Menurutnya, pembangunan sumber daya manusia tidak dapat dilakukan oleh satu pihak saja, melainkan membutuhkan kolaborasi antara pemerintah, lembaga pendidikan, orang tua, dan masyarakat.

“Semua memiliki peran penting dalam menumbuhkan generasi yang berakhlak mulia, berkarakter kuat, cerdas, dan bertanggung jawab,” katanya.

Dalam kesempatan tersebut, Halikinnor juga menyoroti tantangan yang dihadapi generasi muda di era digital.

Arus informasi yang sangat cepat melalui media sosial dinilai membawa manfaat besar, namun juga berpotensi memengaruhi pola pikir dan perilaku anak-anak apabila tidak disikapi secara bijaksana.

Karena itu, ia menekankan pentingnya pendidikan karakter sebagai pondasi utama dalam menghadapi perkembangan teknologi.

“Jangan sampai generasi muda kita cerdas dalam teknologi, tetapi lemah dalam moral dan akhlak. Pendidikan harus mampu melahirkan generasi yang memanfaatkan teknologi secara bijak, memiliki empati, sopan santun, dan tetap menjunjung tinggi nilai-nilai keagamaan,” tegasnya.
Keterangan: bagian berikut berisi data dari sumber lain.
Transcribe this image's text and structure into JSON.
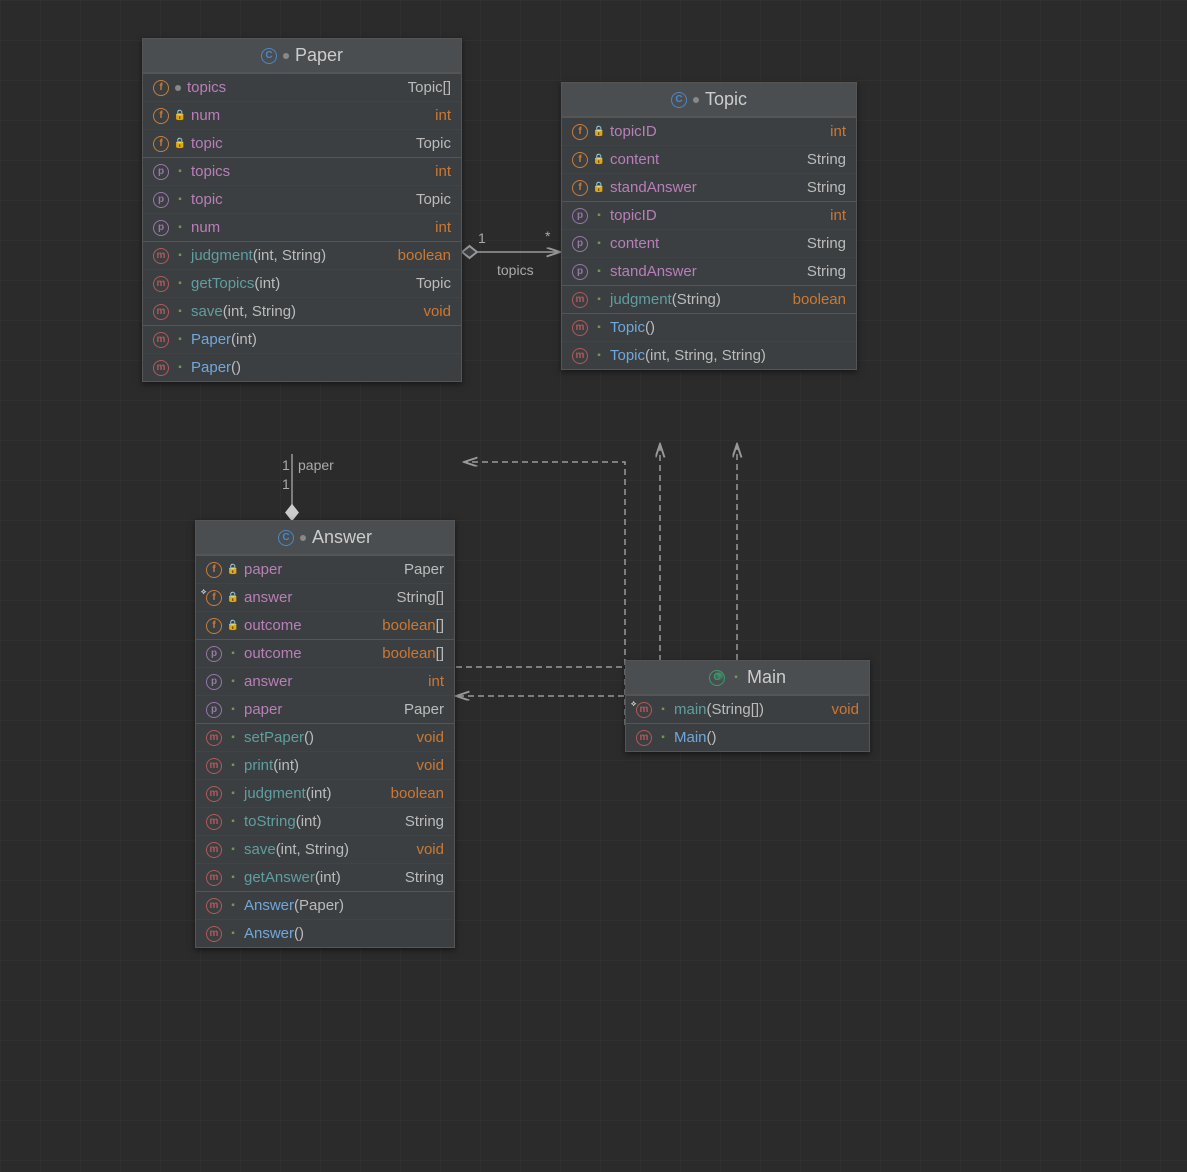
{
  "classes": {
    "paper": {
      "name": "Paper",
      "fields": [
        {
          "icon": "f",
          "vis": "open",
          "name": "topics",
          "type": "Topic[]",
          "dot": true
        },
        {
          "icon": "f",
          "vis": "lock",
          "name": "num",
          "type": "int"
        },
        {
          "icon": "f",
          "vis": "lock",
          "name": "topic",
          "type": "Topic"
        }
      ],
      "props": [
        {
          "icon": "p",
          "vis": "pub",
          "name": "topics",
          "type": "int"
        },
        {
          "icon": "p",
          "vis": "pub",
          "name": "topic",
          "type": "Topic"
        },
        {
          "icon": "p",
          "vis": "pub",
          "name": "num",
          "type": "int"
        }
      ],
      "methods": [
        {
          "icon": "m",
          "vis": "pub",
          "name": "judgment",
          "params": "(int, String)",
          "ret": "boolean"
        },
        {
          "icon": "m",
          "vis": "pub",
          "name": "getTopics",
          "params": "(int)",
          "ret": "Topic"
        },
        {
          "icon": "m",
          "vis": "pub",
          "name": "save",
          "params": "(int, String)",
          "ret": "void"
        }
      ],
      "ctors": [
        {
          "icon": "m",
          "vis": "pub",
          "name": "Paper",
          "params": "(int)"
        },
        {
          "icon": "m",
          "vis": "pub",
          "name": "Paper",
          "params": "()"
        }
      ]
    },
    "topic": {
      "name": "Topic",
      "fields": [
        {
          "icon": "f",
          "vis": "lock",
          "name": "topicID",
          "type": "int"
        },
        {
          "icon": "f",
          "vis": "lock",
          "name": "content",
          "type": "String"
        },
        {
          "icon": "f",
          "vis": "lock",
          "name": "standAnswer",
          "type": "String"
        }
      ],
      "props": [
        {
          "icon": "p",
          "vis": "pub",
          "name": "topicID",
          "type": "int"
        },
        {
          "icon": "p",
          "vis": "pub",
          "name": "content",
          "type": "String"
        },
        {
          "icon": "p",
          "vis": "pub",
          "name": "standAnswer",
          "type": "String"
        }
      ],
      "methods": [
        {
          "icon": "m",
          "vis": "pub",
          "name": "judgment",
          "params": "(String)",
          "ret": "boolean"
        }
      ],
      "ctors": [
        {
          "icon": "m",
          "vis": "pub",
          "name": "Topic",
          "params": "()"
        },
        {
          "icon": "m",
          "vis": "pub",
          "name": "Topic",
          "params": "(int, String, String)"
        }
      ]
    },
    "answer": {
      "name": "Answer",
      "fields": [
        {
          "icon": "f",
          "vis": "lock",
          "name": "paper",
          "type": "Paper"
        },
        {
          "icon": "f",
          "vis": "lock",
          "name": "answer",
          "type": "String[]",
          "tag": true
        },
        {
          "icon": "f",
          "vis": "lock",
          "name": "outcome",
          "type": "boolean[]"
        }
      ],
      "props": [
        {
          "icon": "p",
          "vis": "pub",
          "name": "outcome",
          "type": "boolean[]"
        },
        {
          "icon": "p",
          "vis": "pub",
          "name": "answer",
          "type": "int"
        },
        {
          "icon": "p",
          "vis": "pub",
          "name": "paper",
          "type": "Paper"
        }
      ],
      "methods": [
        {
          "icon": "m",
          "vis": "pub",
          "name": "setPaper",
          "params": "()",
          "ret": "void"
        },
        {
          "icon": "m",
          "vis": "pub",
          "name": "print",
          "params": "(int)",
          "ret": "void"
        },
        {
          "icon": "m",
          "vis": "pub",
          "name": "judgment",
          "params": "(int)",
          "ret": "boolean"
        },
        {
          "icon": "m",
          "vis": "pub",
          "name": "toString",
          "params": "(int)",
          "ret": "String"
        },
        {
          "icon": "m",
          "vis": "pub",
          "name": "save",
          "params": "(int, String)",
          "ret": "void"
        },
        {
          "icon": "m",
          "vis": "pub",
          "name": "getAnswer",
          "params": "(int)",
          "ret": "String"
        }
      ],
      "ctors": [
        {
          "icon": "m",
          "vis": "pub",
          "name": "Answer",
          "params": "(Paper)"
        },
        {
          "icon": "m",
          "vis": "pub",
          "name": "Answer",
          "params": "()"
        }
      ]
    },
    "main": {
      "name": "Main",
      "methods": [
        {
          "icon": "m",
          "vis": "pub",
          "name": "main",
          "params": "(String[])",
          "ret": "void"
        }
      ],
      "ctors": [
        {
          "icon": "m",
          "vis": "pub",
          "name": "Main",
          "params": "()"
        }
      ]
    }
  },
  "relations": {
    "paper_topic": {
      "mult_left": "1",
      "mult_right": "*",
      "label": "topics"
    },
    "answer_paper": {
      "mult_top": "1",
      "mult_bottom": "1",
      "label": "paper"
    }
  }
}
Bupati juga mengingatkan pentingnya pendekatan pendidikan yang dilandasi kasih sayang, tanggung jawab, dan keteladanan. Menurutnya, anak-anak tidak hanya membutuhkan nasihat, tetapi juga contoh nyata yang dapat dijadikan panutan dalam kehidupan sehari-hari.

Lebih lanjut, Halikinnor menilai pondok pesantren memiliki peran strategis dalam menjaga nilai moral dan membentuk karakter generasi muda.

Ia mencontohkan ketangguhan pesantren selama masa pandemi Covid-19 yang tetap mampu menjalankan proses pendidikan dan pembinaan karakter di tengah berbagai keterbatasan.

“Pesantren telah membuktikan diri sebagai lembaga pendidikan yang memiliki daya tahan kuat dan peran yang sangat penting dalam dunia pendidikan,” ujarnya.

Di akhir sambutannya, Halikinnor berharap Kabupaten Kotawaringin Timur dapat terus berkembang menjadi daerah yang unggul dalam pendidikan keagamaan dan pembinaan karakter generasi muda.

Pemerintah daerah, katanya, siap membuka ruang kolaborasi dan memberikan dukungan bagi pengembangan pondok pesantren serta lembaga pendidikan berbasis karakter.

Kepada para santri, ia berpesan agar terus belajar, berjuang, dan menjaga akhlak dalam menghadapi perubahan zaman.

“Jadilah generasi yang mampu menjadi cahaya di tengah perubahan zaman,” pungkasnya.